The backdrop to the pandemonium is anemic economic growth. Retailers said they expected a 3 percent bump in sales this year, but not the 5 percent the big box stores saw last year.
Meanwhile, scenes of Black Friday tragedy have become a B-roll to the recession and its aftermath, a phenomenon firmly vaulted into the collective conscious when a person died after getting trampled by a throng trying to get into a Valley Stream, NY, Wal-Mart on Black Friday 2008.
Given the growth of Cyber Monday, the introduction last year of Small Business Saturday – an American Express promotion backed by President Obama – and added hours on Black Friday, shoppers told pollsters this week that they plan to spend four more hours shopping this year than last, but a third of those say they'll spend less money than in the past.
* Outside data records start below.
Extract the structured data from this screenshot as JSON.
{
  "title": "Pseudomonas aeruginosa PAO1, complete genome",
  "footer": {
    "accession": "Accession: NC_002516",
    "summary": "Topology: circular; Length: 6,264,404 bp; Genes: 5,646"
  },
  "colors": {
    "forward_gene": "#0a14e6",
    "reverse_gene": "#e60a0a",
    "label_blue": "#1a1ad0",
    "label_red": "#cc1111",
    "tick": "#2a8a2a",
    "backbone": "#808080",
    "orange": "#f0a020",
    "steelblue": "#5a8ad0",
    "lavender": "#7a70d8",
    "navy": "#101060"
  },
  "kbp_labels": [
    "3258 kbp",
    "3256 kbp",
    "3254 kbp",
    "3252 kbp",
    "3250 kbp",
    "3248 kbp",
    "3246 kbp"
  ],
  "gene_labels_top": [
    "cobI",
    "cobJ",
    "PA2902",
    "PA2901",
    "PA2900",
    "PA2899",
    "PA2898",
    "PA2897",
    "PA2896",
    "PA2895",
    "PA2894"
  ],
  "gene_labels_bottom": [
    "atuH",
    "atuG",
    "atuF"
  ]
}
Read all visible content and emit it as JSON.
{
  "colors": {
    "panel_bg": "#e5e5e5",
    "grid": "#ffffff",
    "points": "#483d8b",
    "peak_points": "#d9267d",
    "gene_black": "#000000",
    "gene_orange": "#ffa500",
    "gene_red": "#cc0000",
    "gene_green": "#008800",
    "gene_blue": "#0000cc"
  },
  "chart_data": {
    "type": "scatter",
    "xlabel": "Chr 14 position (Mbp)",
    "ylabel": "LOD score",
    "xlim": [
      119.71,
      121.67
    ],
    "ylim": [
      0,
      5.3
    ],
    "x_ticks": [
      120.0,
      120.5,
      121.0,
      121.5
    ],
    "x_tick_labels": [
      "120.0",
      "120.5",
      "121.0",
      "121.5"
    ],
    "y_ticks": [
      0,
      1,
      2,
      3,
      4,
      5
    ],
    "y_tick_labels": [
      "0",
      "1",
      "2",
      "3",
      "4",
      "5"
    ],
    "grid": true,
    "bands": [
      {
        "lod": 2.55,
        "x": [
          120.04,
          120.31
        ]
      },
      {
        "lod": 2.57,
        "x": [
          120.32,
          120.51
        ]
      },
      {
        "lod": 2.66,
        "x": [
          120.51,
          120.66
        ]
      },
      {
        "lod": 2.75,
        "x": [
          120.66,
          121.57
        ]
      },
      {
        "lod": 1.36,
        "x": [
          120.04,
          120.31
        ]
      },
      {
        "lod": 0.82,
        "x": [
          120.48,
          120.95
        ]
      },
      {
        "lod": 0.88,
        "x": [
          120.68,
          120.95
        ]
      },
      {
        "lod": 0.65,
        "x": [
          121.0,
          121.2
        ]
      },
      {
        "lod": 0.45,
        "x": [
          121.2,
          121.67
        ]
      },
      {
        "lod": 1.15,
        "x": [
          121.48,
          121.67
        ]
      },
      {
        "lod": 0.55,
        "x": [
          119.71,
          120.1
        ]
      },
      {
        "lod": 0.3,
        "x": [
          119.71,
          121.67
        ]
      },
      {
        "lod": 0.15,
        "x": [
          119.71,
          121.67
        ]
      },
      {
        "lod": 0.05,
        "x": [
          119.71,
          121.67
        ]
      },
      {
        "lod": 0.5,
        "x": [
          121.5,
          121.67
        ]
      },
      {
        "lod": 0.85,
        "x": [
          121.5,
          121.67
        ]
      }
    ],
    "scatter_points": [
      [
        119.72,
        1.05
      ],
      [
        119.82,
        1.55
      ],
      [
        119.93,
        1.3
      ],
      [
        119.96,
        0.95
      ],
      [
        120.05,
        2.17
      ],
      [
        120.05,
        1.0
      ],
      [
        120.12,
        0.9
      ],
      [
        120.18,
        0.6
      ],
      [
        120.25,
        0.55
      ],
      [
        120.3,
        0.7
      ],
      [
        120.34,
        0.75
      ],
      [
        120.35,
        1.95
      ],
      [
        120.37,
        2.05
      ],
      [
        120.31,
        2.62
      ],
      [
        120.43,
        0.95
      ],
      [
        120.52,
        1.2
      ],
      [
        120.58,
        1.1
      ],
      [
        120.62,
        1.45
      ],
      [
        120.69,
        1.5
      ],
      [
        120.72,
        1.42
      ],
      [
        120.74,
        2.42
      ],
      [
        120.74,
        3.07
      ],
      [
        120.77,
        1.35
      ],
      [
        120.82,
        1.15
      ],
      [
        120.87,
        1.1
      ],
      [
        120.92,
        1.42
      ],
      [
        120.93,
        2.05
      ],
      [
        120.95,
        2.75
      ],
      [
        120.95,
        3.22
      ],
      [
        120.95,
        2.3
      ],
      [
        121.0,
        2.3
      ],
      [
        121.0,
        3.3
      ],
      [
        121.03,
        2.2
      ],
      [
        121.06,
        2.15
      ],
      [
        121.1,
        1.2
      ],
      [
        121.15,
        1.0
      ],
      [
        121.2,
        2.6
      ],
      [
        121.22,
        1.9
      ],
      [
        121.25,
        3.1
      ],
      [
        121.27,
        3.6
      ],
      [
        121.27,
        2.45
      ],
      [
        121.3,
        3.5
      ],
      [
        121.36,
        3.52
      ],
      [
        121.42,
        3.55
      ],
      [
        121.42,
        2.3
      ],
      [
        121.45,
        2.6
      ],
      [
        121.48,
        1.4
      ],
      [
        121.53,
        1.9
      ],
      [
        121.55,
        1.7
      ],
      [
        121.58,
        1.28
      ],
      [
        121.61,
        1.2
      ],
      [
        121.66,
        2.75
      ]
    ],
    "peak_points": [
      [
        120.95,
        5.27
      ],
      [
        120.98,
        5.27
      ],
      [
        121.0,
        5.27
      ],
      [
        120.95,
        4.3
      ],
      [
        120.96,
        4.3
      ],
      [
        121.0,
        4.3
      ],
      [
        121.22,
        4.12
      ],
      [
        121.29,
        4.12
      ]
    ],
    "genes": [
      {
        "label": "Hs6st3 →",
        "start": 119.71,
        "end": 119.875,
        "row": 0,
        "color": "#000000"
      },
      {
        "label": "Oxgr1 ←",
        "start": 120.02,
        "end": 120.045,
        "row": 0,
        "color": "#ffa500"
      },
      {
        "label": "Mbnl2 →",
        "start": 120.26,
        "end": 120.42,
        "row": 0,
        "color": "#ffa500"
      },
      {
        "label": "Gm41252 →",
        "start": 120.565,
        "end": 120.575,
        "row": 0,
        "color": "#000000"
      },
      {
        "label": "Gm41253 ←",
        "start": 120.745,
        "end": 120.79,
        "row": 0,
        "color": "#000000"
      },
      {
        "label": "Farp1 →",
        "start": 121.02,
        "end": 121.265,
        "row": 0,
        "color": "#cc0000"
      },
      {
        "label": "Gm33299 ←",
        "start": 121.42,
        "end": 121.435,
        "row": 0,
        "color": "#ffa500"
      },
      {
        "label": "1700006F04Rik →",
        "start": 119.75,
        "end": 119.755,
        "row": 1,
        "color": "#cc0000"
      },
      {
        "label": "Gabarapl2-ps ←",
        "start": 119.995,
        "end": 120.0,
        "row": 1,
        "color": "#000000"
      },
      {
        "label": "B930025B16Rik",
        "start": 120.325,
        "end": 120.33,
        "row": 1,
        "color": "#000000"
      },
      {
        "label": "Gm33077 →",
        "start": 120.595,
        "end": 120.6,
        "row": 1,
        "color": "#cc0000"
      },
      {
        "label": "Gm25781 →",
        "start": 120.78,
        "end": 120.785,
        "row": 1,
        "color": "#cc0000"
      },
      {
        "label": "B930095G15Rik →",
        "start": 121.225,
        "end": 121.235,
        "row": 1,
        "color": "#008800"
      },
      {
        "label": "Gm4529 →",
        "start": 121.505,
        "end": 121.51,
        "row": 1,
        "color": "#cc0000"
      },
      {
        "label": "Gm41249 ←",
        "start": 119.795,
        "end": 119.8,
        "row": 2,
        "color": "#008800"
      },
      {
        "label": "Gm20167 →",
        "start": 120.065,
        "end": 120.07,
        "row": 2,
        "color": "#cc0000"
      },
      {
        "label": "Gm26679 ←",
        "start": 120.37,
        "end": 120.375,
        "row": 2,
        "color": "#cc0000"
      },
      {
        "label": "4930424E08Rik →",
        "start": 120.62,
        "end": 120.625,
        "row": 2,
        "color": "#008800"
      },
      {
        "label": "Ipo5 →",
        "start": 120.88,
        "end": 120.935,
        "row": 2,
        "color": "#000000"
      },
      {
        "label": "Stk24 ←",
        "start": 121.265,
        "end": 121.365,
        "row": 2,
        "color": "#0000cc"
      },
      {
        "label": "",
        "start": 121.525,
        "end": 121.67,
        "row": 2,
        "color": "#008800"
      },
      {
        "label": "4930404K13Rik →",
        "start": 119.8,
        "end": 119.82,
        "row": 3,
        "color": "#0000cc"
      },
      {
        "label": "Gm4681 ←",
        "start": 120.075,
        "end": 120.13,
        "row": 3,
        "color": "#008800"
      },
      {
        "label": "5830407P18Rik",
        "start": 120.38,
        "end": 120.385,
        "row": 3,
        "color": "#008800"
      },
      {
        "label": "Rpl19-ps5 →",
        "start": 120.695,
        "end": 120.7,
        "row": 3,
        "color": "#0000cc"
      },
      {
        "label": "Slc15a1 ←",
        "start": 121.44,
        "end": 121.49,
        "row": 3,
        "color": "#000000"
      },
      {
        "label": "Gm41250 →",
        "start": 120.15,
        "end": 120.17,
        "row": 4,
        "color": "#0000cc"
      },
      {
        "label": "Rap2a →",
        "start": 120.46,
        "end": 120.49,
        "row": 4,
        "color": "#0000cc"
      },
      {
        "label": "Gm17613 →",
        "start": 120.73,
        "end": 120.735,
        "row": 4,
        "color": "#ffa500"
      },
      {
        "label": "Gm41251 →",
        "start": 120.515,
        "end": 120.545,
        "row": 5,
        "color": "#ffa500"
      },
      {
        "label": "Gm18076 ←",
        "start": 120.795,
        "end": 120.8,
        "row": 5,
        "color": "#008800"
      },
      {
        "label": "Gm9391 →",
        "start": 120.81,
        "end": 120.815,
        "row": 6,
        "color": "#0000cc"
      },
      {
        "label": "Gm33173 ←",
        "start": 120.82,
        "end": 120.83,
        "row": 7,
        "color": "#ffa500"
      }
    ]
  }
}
All in all, one in four Americans melted into the throngs on Friday, the vast majority on a good-natured, even fun, hunt for savings. But as usual, the unusual became news, and fodder for societal reflection.
For YouTube aficionados, Black Friday mayhem has become its own annual event. One popular video shows two women throwing punches over a table of hand towels in Oregon, Ohio. "They were fighting over bath towels on sale for $1.88, as ridiculous as that sounds," Police Sergeant Jason Druckenmiller told Reuters.
Ridiculous may be in the eye of the beholder, however.
Yes, "for the shopaholics out there, it's the equivalent of Mardi Gras," Bob Robicheaux, a marketing professor at the University of Alabama at Birmingham, tells the Birmingham News. "Once you get that emotional predisposition to go buy something, the floodgates open and people sort of lose their control."
On the other hand: While Wal-Mart seemed to be particularly hard-hit by stories of consumer misbehavior, it doesn't appear to have hurt the Bentonville, Ark. retailer's bottom line. Wal-Mart stocks rose slightly after Black Friday, with shares rising to $56.89 in late trading.